My interest first began after reading Garry Will’s short book, Mr. Jefferson’s University. Written primarily from secondary sources, it provided a very readable introduction but alerted me to the possibilities for further research. As the Saunders Director of the Robert H. Smith International Center for Jefferson Studies at Monticello since 2003, I became aware that Jefferson’s obsession with the creation of the university was largely treated in the literature as an epilogue to his career, despite the fact that he regarded it as one of his three greatest achievements. My desire to write on the subject was additionally stimulated by my colleagues at Monticello, who were editing the Papers of Thomas Jefferson (Retirement Series), which included the documents for the founding of the University of Virginia.
What did you learn and what are you hoping readers will learn from your book?
I begin my acknowledgments by saying that the book was a pleasure and an education to write. It involved mastering the history of higher education generally, in order to provide context and to assess the contribution of Jefferson’s University of Virginia. The book makes the strongest case hitherto for the impact and influence of the university upon the development of higher education in the United States. It should have been obvious given the contemporary importance and celebrity of Jefferson. However, most of his innovations have either become so common as to be taken for granted, while some were abandoned by his university.

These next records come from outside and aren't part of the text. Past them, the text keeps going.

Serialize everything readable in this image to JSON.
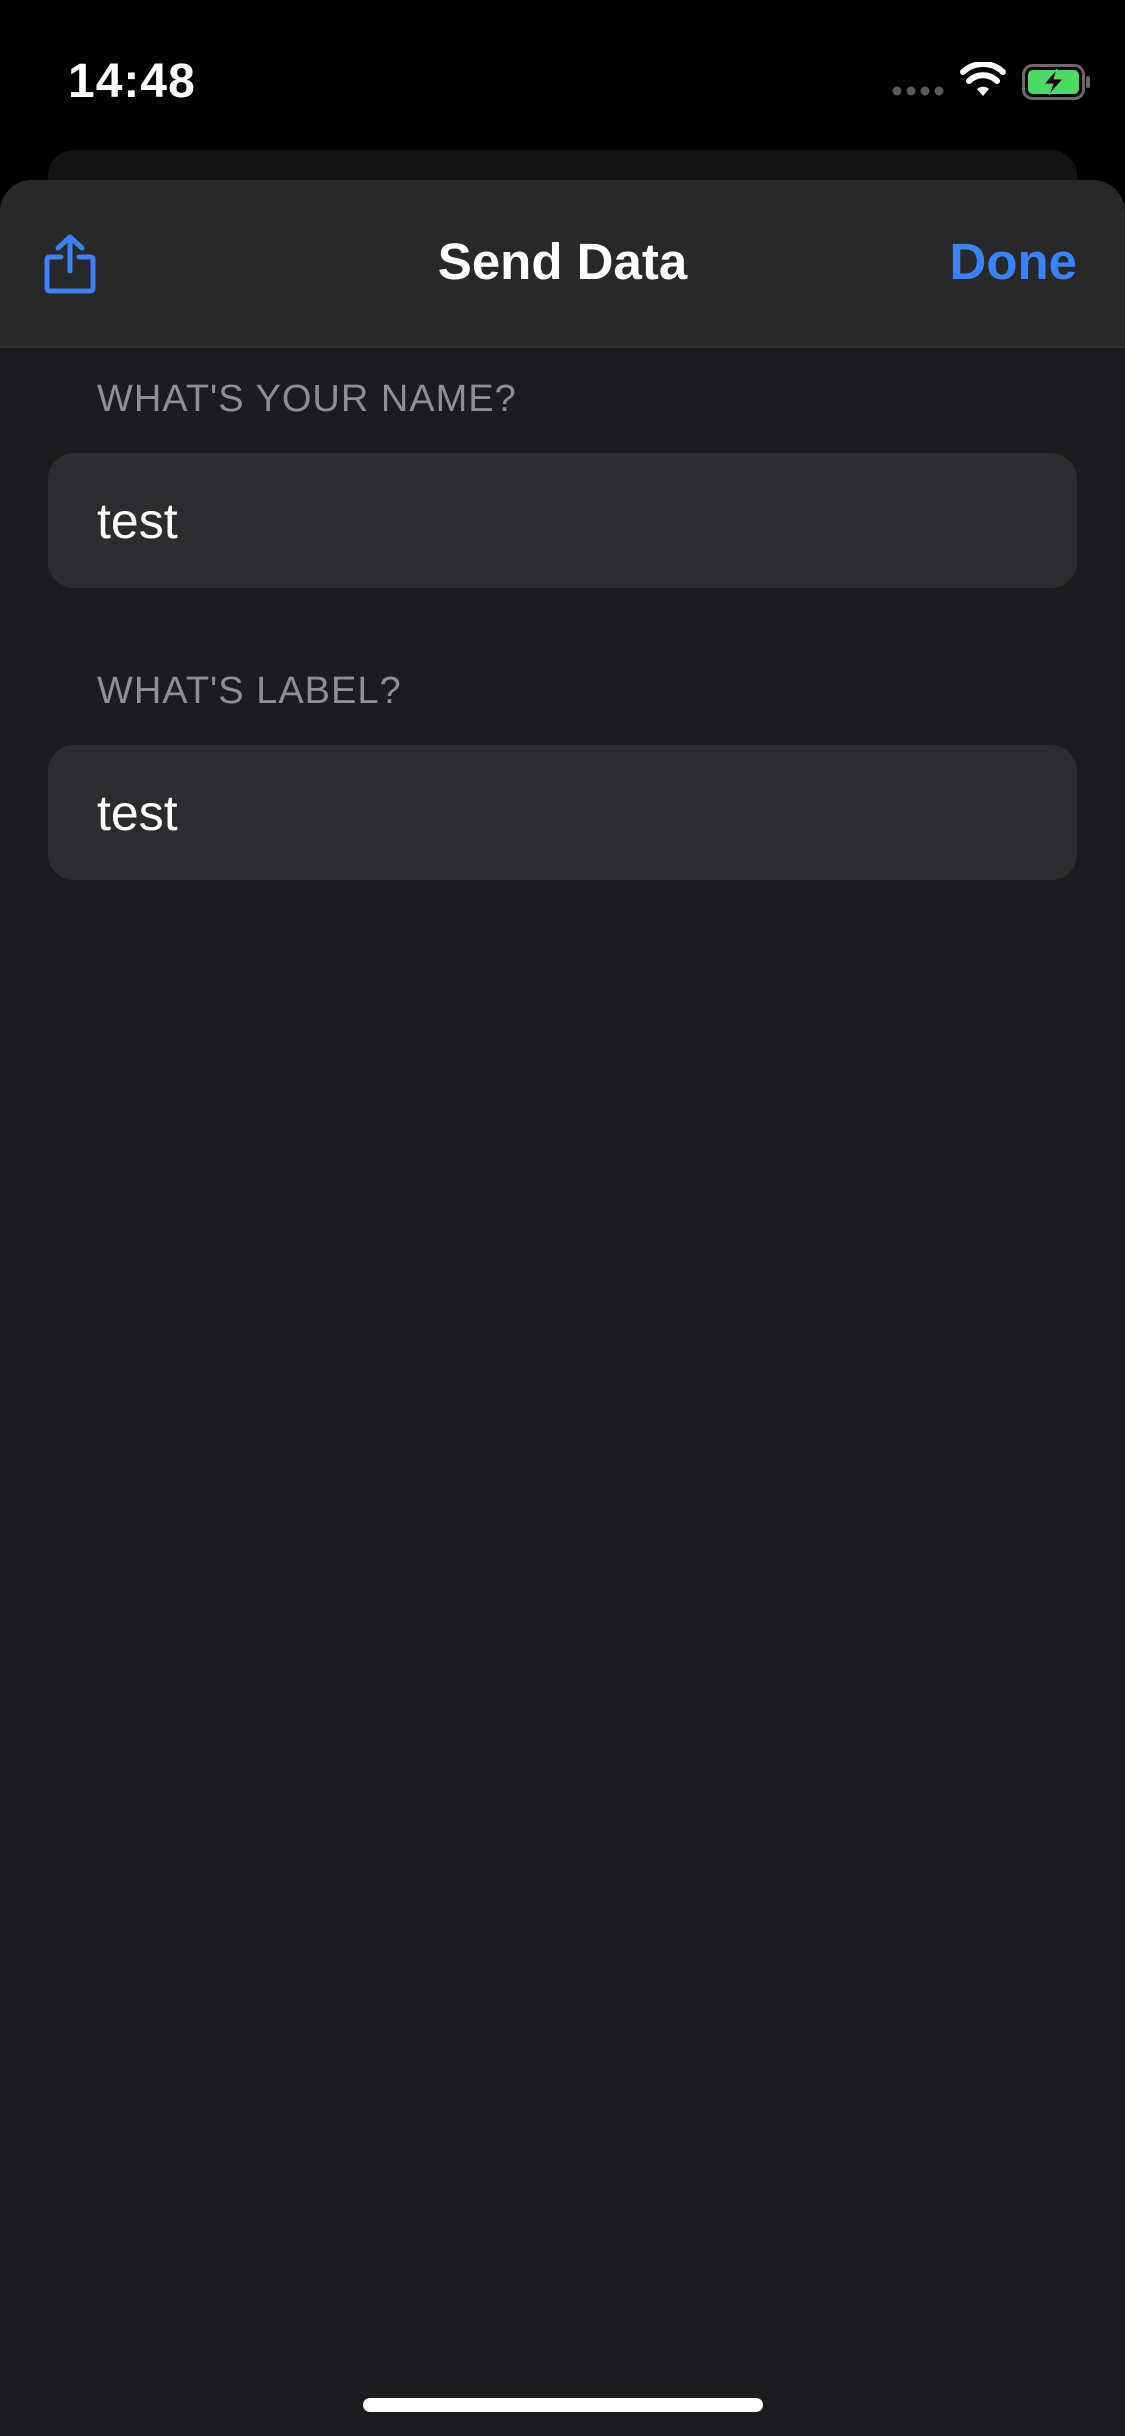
{
  "status_bar": {
    "time": "14:48",
    "icons": [
      "cellular-dots-icon",
      "wifi-icon",
      "battery-charging-icon"
    ],
    "battery_color": "#4cd964"
  },
  "nav": {
    "title": "Send Data",
    "done_label": "Done",
    "left_icon": "share-icon",
    "accent_color": "#3a82f7"
  },
  "form": {
    "fields": [
      {
        "label": "WHAT'S YOUR NAME?",
        "value": "test"
      },
      {
        "label": "WHAT'S LABEL?",
        "value": "test"
      }
    ]
  }
}
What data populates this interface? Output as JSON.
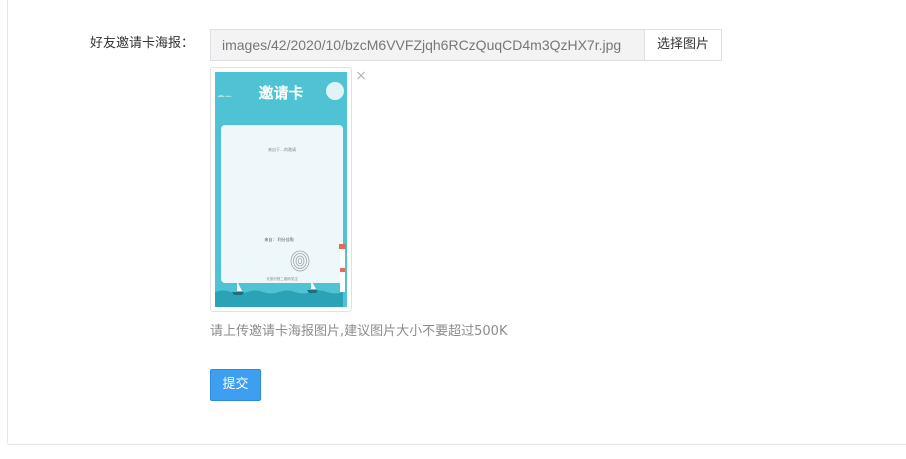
{
  "form": {
    "poster_label": "好友邀请卡海报：",
    "file_path_value": "images/42/2020/10/bzcM6VVFZjqh6RCzQuqCD4m3QzHX7r.jpg",
    "choose_image_label": "选择图片",
    "remove_glyph": "×",
    "help_text": "请上传邀请卡海报图片,建议图片大小不要超过500K",
    "submit_label": "提交"
  },
  "poster_preview": {
    "title": "邀请卡",
    "line_top": "来自于…的邀请",
    "line_mid": "来自：  利分佳购",
    "line_bottom": "长按识别二维码关注"
  },
  "colors": {
    "primary_button": "#3e9ff0",
    "poster_sky": "#4fc3d3",
    "poster_sea": "#2aa3b6"
  }
}
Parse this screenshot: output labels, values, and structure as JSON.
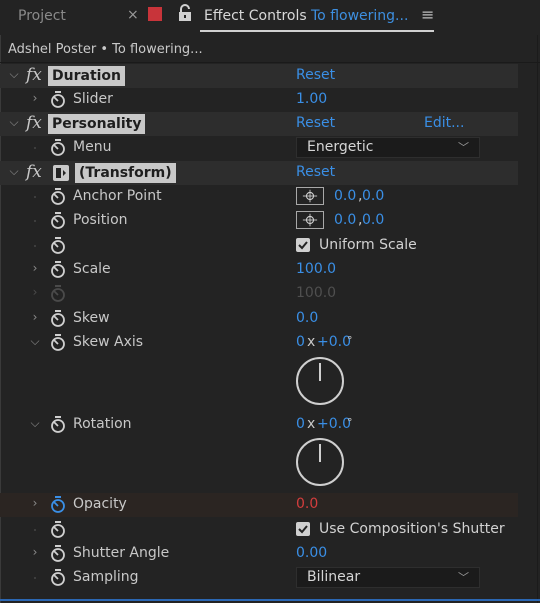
{
  "tabs": {
    "project_label": "Project",
    "close_glyph": "×",
    "active_title": "Effect Controls",
    "active_layer": "To flowering...",
    "menu_glyph": "≡",
    "label_color": "#c8343a"
  },
  "breadcrumb": "Adshel Poster • To flowering...",
  "effects": {
    "duration": {
      "name": "Duration",
      "reset": "Reset",
      "slider_label": "Slider",
      "slider_value": "1.00"
    },
    "personality": {
      "name": "Personality",
      "reset": "Reset",
      "edit": "Edit...",
      "menu_label": "Menu",
      "menu_value": "Energetic"
    },
    "transform": {
      "name": "(Transform)",
      "reset": "Reset",
      "anchor_label": "Anchor Point",
      "anchor_x": "0.0",
      "anchor_sep": ",",
      "anchor_y": "0.0",
      "position_label": "Position",
      "position_x": "0.0",
      "position_sep": ",",
      "position_y": "0.0",
      "uniform_scale_label": "Uniform Scale",
      "uniform_scale_checked": true,
      "scale_label": "Scale",
      "scale_value": "100.0",
      "scale2_value": "100.0",
      "skew_label": "Skew",
      "skew_value": "0.0",
      "skew_axis_label": "Skew Axis",
      "skew_axis_rev": "0",
      "skew_axis_x": "x",
      "skew_axis_deg": "+0.0",
      "skew_axis_unit": "°",
      "rotation_label": "Rotation",
      "rotation_rev": "0",
      "rotation_x": "x",
      "rotation_deg": "+0.0",
      "rotation_unit": "°",
      "opacity_label": "Opacity",
      "opacity_value": "0.0",
      "use_comp_shutter_label": "Use Composition's Shutter",
      "use_comp_shutter_checked": true,
      "shutter_label": "Shutter Angle",
      "shutter_value": "0.00",
      "sampling_label": "Sampling",
      "sampling_value": "Bilinear"
    }
  },
  "colors": {
    "background": "#232323",
    "accent_blue": "#3a8fe6",
    "keyframed_red": "#d33d3d",
    "header_row": "#2d2d2d"
  }
}
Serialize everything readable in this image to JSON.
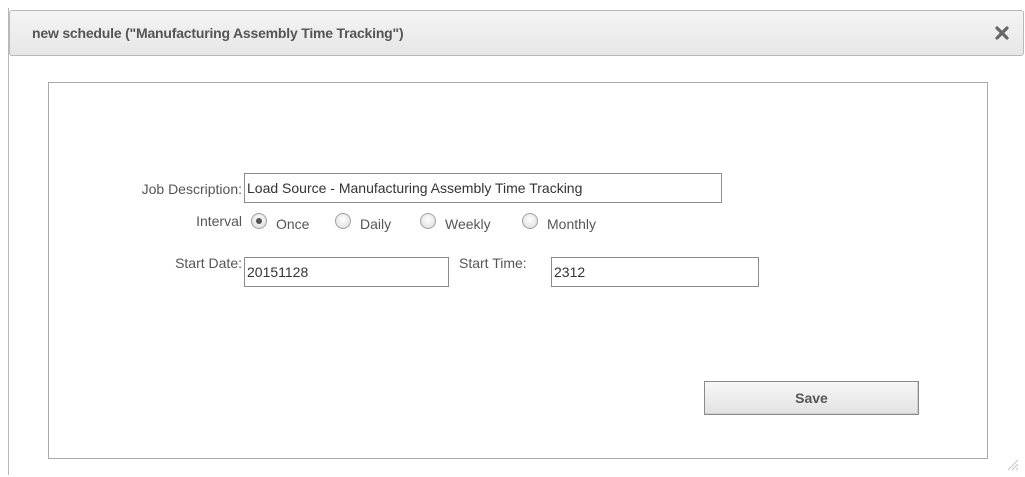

What surprised you the most in the process of writing your book?
In my capacity as the research director at Monticello, I am frequently asked what we could possibly learn that is new? The answer is a great deal and this book offers much new information, using sources rarely cited in biographies, such as the memoirs of faculty members, student reminiscences, and the accounts of enslaved people. My description of the laying of the foundation stone, with three presidents present, is the richest and most detailed of anything that has appeared in print. Similarly, historians have previously overlooked his two earlier drafts for the Rockfish Gap Commission, which became the blue print for the University of Virginia. Others have not stressed the importance of his religious views and party political affiliations in his decision to create a new university in the state.
What’s your favorite anecdote from your book?
I begin each chapter with an extended anecdote that aims to open up the theme of the chapter and engage the general readers. While some may be familiar, others will be very novel, even to fellow scholars. My favorite is probably the description by students of dining at Monticello. Jefferson was alive for the first year of the operation of the university, during which he invited groups of students to dinner every Sunday. They were what his granddaughter called a “feast of reason.” He was apparently slightly deaf and would push back his chair, in order not to discourage students from talking among one another. With his daughter Martha presiding and sometimes teasing him, he wanted to introduce students to the art of conversation and intellectual exchanges that recreated his own student life at the College of William and Mary.
What’s next?
Writing this book introduced me to a travel journal of Edward Stanley to America in 1824-25. He later became Prime Minster of Britain, as the 14th Earl of Derby. A hundred copies of the journal were privately published in the 1920s but it is otherwise unknown in the United States. It is possibly one of the best such travel accounts of the nineteenth century because of his focus upon education, slavery, race, and Native Americans. It is important because the experience was to shape his political career, especially his role in abolishing slavery in the British Empire.